This is a really weird situation, but one that I can’t seem to figure out. I hope you can help me with it. I am a 20-year old female, college student with a roommate, Rebecca, who is totally creeping me out by the way she has been acting.

This is our first year rooming together, but I knew her before, not as a friend but just a student in the same class last year. Toward the end of the school year, she asked me if I wanted to be roommates next year. I thought it would be a good idea because my old roommate was going to be living off-campus with her boyfriend, and she seemed nice.

Anyway, here is the problem: After Thanksgiving, just a little before Christmas, I noticed that she was starting to wear her hair differently. She changed the color, the length, and the style so that it looked just like mine! Not only that, but she started wearing contact lenses that made her eyes the same color as mine!! And on top of that, she is kind of dressing like me too. I thought I was being generous at the beginning of the year when she complimented me on a sweater I was wearing, by saying she could borrow clothes from me “anytime.”  She seems to have taken that literally: every day, there she is in another article of my wardrobe.

I was so completely freaked out I didn’t know what to do or say, so I did nothing. Now after having the Christmas break to think about it, I have decided that I need to do something to find out what is going on with her. I really need some advice because what Rebecca is doing is distracting me from school and just making me anxious and feeling crazy.

Identity-Theft Victim

Dear Identity:

You have a few options that I can see. You can continue to ignore what Rebecca is doing, confront her about it, talk to your RA about a roommate change, discuss it with the director of residential life on campus, or see what happens if you change your look from the one she is imitating.

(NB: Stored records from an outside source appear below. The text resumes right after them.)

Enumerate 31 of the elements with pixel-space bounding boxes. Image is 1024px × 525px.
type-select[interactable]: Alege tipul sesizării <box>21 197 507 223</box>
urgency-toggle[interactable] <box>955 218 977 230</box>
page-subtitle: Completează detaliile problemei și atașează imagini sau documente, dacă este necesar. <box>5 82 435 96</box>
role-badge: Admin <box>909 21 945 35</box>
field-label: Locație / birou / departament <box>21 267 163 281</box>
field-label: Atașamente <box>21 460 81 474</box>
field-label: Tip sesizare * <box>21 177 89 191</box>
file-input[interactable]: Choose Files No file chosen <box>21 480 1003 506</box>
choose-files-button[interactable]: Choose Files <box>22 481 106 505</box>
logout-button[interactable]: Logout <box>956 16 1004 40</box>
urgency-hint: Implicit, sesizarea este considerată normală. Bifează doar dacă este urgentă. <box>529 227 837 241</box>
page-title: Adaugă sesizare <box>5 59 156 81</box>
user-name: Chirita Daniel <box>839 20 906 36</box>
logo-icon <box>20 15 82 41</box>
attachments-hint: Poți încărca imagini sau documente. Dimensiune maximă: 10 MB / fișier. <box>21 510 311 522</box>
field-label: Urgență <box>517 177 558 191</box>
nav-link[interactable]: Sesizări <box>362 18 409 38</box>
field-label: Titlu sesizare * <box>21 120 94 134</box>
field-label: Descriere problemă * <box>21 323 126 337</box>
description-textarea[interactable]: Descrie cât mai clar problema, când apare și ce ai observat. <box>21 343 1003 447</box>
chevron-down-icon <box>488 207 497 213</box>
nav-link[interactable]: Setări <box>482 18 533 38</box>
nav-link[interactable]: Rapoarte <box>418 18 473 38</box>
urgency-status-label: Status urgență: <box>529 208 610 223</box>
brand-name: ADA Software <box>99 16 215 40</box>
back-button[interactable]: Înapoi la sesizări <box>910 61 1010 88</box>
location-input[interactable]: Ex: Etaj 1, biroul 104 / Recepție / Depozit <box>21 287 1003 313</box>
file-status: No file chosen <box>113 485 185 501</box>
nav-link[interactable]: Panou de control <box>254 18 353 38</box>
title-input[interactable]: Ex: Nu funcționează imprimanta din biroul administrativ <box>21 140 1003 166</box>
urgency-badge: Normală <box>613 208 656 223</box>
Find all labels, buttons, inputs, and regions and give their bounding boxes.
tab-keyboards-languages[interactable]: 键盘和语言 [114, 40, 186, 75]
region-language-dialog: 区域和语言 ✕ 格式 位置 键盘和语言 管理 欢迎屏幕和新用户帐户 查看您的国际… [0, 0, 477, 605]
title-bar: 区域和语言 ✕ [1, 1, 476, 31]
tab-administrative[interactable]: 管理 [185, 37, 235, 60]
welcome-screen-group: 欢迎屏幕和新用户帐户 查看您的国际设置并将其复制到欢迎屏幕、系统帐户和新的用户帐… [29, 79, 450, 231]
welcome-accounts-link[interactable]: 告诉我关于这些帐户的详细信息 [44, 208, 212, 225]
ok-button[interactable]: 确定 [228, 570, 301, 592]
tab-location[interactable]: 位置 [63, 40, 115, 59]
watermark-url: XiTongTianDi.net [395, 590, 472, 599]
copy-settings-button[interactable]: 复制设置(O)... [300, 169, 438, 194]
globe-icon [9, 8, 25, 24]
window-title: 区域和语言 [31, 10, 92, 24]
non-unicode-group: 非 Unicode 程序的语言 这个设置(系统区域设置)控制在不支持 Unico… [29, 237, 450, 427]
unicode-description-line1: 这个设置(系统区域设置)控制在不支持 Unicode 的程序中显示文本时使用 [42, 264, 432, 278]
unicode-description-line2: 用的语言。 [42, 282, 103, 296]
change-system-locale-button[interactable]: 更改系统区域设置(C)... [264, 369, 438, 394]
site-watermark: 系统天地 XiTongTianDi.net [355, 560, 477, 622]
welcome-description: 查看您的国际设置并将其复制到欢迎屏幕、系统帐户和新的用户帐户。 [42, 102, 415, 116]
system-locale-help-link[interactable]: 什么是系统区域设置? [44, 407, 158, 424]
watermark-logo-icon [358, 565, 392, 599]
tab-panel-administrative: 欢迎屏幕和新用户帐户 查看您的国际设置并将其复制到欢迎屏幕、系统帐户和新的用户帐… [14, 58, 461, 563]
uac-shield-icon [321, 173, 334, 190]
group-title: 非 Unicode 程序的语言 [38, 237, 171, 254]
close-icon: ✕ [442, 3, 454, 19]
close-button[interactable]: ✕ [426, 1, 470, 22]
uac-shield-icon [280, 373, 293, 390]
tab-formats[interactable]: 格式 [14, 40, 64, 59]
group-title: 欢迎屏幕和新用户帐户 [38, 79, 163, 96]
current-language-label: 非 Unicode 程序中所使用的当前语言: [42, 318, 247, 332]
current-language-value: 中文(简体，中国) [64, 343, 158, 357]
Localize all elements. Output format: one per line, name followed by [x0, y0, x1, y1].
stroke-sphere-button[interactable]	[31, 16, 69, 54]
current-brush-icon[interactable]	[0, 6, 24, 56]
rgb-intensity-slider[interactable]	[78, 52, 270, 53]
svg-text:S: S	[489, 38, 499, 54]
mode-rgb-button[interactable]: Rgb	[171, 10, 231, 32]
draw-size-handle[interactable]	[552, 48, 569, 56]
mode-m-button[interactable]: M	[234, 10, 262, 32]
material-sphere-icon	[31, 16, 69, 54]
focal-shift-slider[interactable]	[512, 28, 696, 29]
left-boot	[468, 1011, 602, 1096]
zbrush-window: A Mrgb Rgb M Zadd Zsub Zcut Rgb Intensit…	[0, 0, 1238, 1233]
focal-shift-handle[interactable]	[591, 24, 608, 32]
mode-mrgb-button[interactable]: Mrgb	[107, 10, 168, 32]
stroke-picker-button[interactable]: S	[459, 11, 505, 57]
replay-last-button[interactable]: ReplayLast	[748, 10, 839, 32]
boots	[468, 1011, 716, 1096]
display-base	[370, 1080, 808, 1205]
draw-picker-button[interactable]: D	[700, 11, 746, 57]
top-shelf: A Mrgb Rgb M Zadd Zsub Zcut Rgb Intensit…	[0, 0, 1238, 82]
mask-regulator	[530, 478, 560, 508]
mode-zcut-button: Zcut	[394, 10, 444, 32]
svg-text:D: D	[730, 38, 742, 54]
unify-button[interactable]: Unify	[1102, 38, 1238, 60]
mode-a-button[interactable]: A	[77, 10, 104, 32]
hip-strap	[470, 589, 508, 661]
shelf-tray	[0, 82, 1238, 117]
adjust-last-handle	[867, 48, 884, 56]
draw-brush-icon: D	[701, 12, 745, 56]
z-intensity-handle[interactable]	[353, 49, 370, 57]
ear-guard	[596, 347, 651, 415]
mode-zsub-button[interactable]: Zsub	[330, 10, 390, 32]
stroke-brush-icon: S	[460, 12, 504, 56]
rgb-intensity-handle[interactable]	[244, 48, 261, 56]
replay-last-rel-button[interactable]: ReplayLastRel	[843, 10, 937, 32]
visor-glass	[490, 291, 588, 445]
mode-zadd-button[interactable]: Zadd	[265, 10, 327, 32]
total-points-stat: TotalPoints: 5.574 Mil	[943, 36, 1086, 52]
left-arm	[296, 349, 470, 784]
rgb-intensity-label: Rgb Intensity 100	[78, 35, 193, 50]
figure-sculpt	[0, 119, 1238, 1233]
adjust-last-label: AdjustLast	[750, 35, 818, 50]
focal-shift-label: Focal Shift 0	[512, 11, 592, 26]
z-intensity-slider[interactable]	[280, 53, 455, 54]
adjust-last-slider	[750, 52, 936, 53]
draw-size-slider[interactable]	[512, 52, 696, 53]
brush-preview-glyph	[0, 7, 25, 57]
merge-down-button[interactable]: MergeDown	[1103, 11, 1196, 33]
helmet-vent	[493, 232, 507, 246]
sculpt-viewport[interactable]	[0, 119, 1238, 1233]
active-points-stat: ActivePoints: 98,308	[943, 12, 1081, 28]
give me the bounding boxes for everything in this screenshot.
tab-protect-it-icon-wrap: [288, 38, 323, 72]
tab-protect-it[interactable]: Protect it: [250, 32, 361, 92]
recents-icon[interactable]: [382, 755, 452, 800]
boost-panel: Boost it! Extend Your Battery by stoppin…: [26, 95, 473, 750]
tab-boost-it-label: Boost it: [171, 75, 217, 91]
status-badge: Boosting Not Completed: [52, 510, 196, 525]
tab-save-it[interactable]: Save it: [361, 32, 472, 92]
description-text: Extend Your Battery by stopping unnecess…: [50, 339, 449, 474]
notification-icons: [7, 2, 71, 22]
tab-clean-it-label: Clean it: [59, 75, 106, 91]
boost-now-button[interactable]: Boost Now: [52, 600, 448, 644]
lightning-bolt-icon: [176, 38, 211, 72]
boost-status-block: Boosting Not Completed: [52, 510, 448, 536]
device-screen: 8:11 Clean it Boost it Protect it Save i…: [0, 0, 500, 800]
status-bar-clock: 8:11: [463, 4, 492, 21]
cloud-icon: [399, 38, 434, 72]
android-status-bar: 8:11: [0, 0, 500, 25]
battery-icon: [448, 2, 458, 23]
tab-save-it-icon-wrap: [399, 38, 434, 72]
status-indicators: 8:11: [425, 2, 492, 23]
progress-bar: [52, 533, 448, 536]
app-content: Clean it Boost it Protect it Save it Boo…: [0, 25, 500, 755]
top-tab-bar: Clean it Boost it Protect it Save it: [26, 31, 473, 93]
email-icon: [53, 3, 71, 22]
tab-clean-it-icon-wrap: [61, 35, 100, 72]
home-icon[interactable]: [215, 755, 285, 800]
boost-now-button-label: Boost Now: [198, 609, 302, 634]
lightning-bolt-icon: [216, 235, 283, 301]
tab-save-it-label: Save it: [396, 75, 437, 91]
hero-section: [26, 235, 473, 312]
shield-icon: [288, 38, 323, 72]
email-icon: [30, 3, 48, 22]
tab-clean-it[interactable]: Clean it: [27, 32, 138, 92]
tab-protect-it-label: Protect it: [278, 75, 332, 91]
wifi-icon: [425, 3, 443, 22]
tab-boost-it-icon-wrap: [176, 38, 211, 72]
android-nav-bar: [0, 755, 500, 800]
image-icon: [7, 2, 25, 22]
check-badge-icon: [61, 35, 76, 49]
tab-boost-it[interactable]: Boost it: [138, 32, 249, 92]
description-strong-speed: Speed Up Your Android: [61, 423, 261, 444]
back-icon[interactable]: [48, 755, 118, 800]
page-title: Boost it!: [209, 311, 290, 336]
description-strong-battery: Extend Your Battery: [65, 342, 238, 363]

Let’s look at the probable results each strategy will bring.

If you continue to ignore Rebecca’s copy-catting, you will probably still be as uncomfortable and puzzled about it as you are now because you’ll still be wondering why she is doing it. The curiosity factor is as much at work as the anxiety factor and therefore, the turning-a-blind-eye tactic will likely not turn out the way you want.

Confronting Rebecca about it seems like a high-risk, low-probability-of -success option.  What do you do or say if she seems to be puzzled by your question? For example:

You: Why you are trying to look like me?

Rebecca: What are you talking about?

Even if she is trying to look like you (she could be gaslighting you), this approach has a much better chance of making you look like you’re the crazy one.

Similarly, if you go to your RA or the residential administrator, you could get exactly the same response, which, again, makes you look like the crazy girl and not to just your roommate but also to the RA (and maybe everyone else on the hall or dorm) in addition to the Director of Residential Life.  Bringing in other people will only make you and the whole situation look worse.

You do have an option that can avoid the pitfalls of the rest of them and which is simple, effective, and virtually risk –free. Here’s what it is: Change your look. Cut your hair, color your hair, alter the way you wear it. If you wear contacts, use your glasses instead.  Buy an article of clothing that is completely uncharacteristic of you and start wearing it a lot. Wear skirts instead of jeans or whatever makes you look different. Who doesn’t love a makeover? So when you change your appearance, what you’re doing won’t be obvious to her.

What if Rebecca suspects something? So much the better. Because your approach is subtle and credible, you won’t run the risks of the confrontation strategies. Whether she is doing it deliberately or unconsciously, you will certainly discover whether she is trying to look like you when you change the way you look. If in the unlikely event she does try to imitate you again, you can then confront her without any fear of appearing unbalanced.

Should you decide that you want to be done with Rebecca and don’t want to room with her anymore, you can make that happen without even bringing it up to her. Have you seen the movie called The Roommate with Minka Kelly? If you haven’t seen it, check out the plot summary online, then ask Rebecca if she wants to watch it; if she’s already seen it, inquire casually if she’s seen your box cutter. I think she’ll get your point; in fact, Rebecca will probably ask you if you know anyone who is looking for a roommate.